Anyway, if you're getting a lot of tearing when you try to play video on your laptop, it may not be the video player. The video driver may be fooling with it a bit.

Comments

Comments posted:


> I still can't figure out how to get the full screen mode back to
> 60Hz, though.

Have you tried PowerStrip?

Leak (link) - 22 07 08 - 04:02


I think this may or may not apply for your case...

Some (stand-alone) LCD monitors can not display 60Hz, but about 50Hz only for DVI connection(I don't remember for analog connection).
(Worst case is 45Hz...)

I think this is chipset limitation for poor DVI signal processing.

Almost all 1600x1200 LCD monitors(using Pixelworks chipset) I saw acted like this.

Jeongsu Kim - 22 07 08 - 04:45


Jeongsu Kim, that's weird. According to Wikipedia, DVI has 1920 1200 @ 60 Hz at single mode, or (2560 1600) @ 60 Hz at dual mode.
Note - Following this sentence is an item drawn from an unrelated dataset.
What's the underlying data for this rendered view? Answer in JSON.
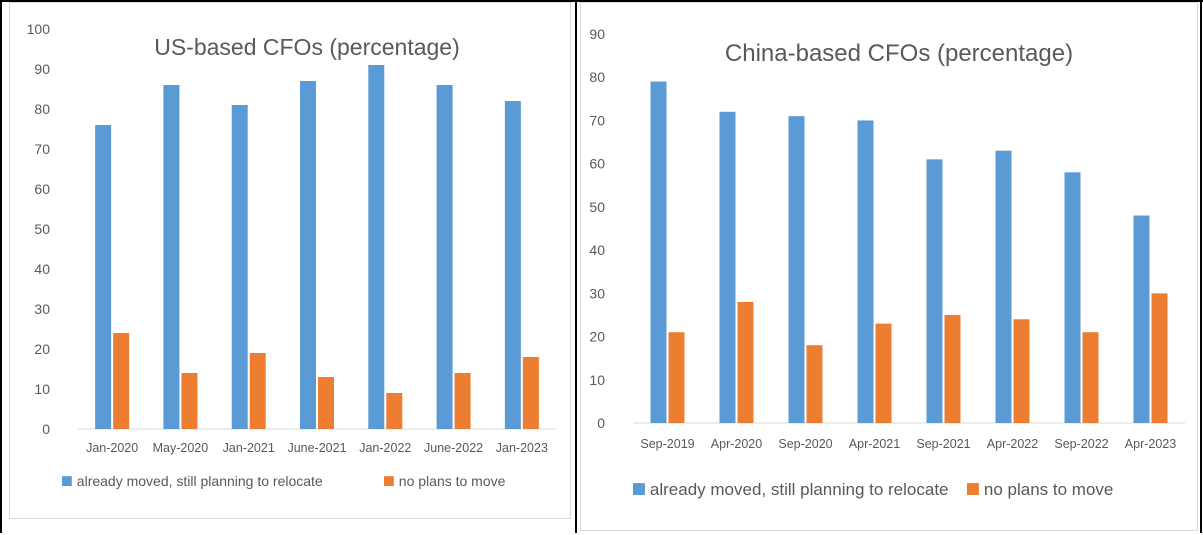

http://en.wikipedia.org/wiki/Digital_Vis..

Denilson - 22 07 08 - 21:51


I know.

And, all 1900x1200 monitors support 60Hz correctly.

I hope current generation 1600x1200 monitors should've fixed this problems. :)

Jeongsu Kim - 24 07 08 - 05:27


Avery, perhaps the TV out setting (PAL/NTSC) has something to do with it (if there is TV out that is)?
There is a way to force refresh rates for NVIDIA drivers:

[HKEY_LOCAL_MACHINE\SOFTWARE\NVIDIA Corporation\Global\NVTweak]
"NvCplDisableRefreshRatePage"=dword:00000000

This should show you a part of control panel where you can force refresh rates for all video modes.

Actually, it is Microsoft to blame for this one on Windows XP, they decided that for DirectX they will always return the lowest refresh rate mode possible. You have to explicitly request higher refresh rate using some XxxEx() API if I recall correctly.